Tais mentiras são usadas por aqueles que foram mais expostos por jornalistas independentes, segundo a repórter.
"É um ataque criado por círculos de corrupção contra um jornalista que os investiga", disse Mella, apontando semelhanças com o que aconteceu na Guatemala.
"O objetivo é claro, transformar investigadores em objetos de investigação, e políticos investigados por atos graves de corrupção em indivíduos politicamente perseguidos", disse ela.
Tudo isso acontece ao lado de "assédio sistemático e violência de grupos de extrema direita".
Além dos ataques em sua redação, os grupos foram à casa de Gorriti e fizeram exposição virtual de dados de Mella em redes sociais. Isso está acontecendo há seis anos e a polícia não agiu, disse a jornalista.

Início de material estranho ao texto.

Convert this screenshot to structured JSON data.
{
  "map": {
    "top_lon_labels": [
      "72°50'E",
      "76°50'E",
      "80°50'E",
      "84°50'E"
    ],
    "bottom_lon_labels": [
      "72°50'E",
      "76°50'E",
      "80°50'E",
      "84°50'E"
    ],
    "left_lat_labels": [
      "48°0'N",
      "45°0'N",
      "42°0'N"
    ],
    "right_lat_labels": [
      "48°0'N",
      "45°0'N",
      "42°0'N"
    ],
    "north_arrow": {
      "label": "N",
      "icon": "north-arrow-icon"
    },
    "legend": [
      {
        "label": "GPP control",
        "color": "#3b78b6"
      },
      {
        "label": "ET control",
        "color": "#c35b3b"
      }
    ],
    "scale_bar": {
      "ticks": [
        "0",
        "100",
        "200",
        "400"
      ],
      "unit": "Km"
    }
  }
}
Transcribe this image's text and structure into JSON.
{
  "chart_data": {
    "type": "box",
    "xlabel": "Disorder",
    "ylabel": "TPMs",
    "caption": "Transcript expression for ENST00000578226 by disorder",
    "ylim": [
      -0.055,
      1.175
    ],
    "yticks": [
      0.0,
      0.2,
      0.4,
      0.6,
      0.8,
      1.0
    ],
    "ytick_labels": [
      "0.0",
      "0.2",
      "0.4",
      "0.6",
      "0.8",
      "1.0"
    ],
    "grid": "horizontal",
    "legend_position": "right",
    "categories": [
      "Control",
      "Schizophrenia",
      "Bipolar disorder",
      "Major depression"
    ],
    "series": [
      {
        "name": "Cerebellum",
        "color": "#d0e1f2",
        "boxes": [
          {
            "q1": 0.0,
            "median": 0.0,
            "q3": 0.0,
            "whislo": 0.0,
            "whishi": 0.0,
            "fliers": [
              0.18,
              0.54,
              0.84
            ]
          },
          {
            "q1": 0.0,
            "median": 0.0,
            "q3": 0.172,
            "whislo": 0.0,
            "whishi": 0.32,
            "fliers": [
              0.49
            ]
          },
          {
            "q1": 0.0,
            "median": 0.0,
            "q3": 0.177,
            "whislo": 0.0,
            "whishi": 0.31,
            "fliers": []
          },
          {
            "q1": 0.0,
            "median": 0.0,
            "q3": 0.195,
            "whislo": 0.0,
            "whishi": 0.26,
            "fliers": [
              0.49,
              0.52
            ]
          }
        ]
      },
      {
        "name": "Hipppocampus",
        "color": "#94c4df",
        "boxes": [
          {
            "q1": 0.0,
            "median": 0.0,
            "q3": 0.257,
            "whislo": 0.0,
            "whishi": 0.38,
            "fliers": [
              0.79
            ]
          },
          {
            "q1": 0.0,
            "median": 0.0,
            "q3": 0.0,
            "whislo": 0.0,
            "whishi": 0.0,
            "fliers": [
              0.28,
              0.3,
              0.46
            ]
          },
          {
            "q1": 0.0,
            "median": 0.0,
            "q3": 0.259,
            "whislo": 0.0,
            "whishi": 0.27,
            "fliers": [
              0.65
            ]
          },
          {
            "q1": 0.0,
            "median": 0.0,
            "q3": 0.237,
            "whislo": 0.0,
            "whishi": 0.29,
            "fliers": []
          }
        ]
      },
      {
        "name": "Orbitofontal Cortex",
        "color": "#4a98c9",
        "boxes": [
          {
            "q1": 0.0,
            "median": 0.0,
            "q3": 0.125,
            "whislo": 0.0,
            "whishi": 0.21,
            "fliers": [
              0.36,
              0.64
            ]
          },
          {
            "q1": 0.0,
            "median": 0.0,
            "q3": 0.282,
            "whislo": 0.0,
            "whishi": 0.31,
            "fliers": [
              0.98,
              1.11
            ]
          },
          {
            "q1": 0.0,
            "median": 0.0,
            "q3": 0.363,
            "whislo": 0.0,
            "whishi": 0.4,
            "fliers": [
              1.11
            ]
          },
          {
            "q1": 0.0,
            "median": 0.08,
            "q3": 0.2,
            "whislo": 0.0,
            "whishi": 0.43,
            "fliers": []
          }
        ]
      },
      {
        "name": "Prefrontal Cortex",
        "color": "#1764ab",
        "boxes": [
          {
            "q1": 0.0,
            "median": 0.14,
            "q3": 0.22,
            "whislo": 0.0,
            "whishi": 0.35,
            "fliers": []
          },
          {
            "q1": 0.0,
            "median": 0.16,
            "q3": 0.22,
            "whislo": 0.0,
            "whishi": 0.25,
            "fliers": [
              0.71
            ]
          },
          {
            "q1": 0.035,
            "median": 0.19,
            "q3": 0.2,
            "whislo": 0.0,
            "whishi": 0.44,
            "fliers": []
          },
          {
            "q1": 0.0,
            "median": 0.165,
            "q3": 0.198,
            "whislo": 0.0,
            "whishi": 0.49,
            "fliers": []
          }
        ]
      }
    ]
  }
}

Em 27 de março, um promotor público de Lima abriu uma investigação preliminar contra Gorriti por suposta corrupção.
"[O promotor] está examinando se Gorriti, em suas reportagens para o IDL-Reporteros, promoveu o trabalho de dois promotores públicos em troca de furos jornalísticos sobre suas investigações de corrupção política, de acordo com a notificação judicial do Ministério Público que foi enviada a Gorriti", segundo noticiou o Comitê para Proteção dos Jornalistas (CPJ).
Parte deste caso é a ordem para que Gorriti forneça números de telefone usados entre 2016 e 2021.
Gorriti disse que lutará pelo direito dos jornalistas à confidencialidade de fontes e que continuará a expor a corrupção. Ele nega um relacionamento impróprio com promotores públicos.
"O que estamos passando agora representa uma séria ameaça aos jornalistas e à liberdade em geral", disse Mella. "Atacar jornalistas investigativos significa atacar o direito dos cidadãos à informação".
Ela pediu aos presentes que cobrissem o caso. Na tela atrás dela havia uma foto de Gorriti com um código QR que leva a uma carta de apoio ao jornalista investigativo.
"Um ataque contra um é um ataque contra todos", disse ela. "De nossa redação em Lima, continuaremos lutando."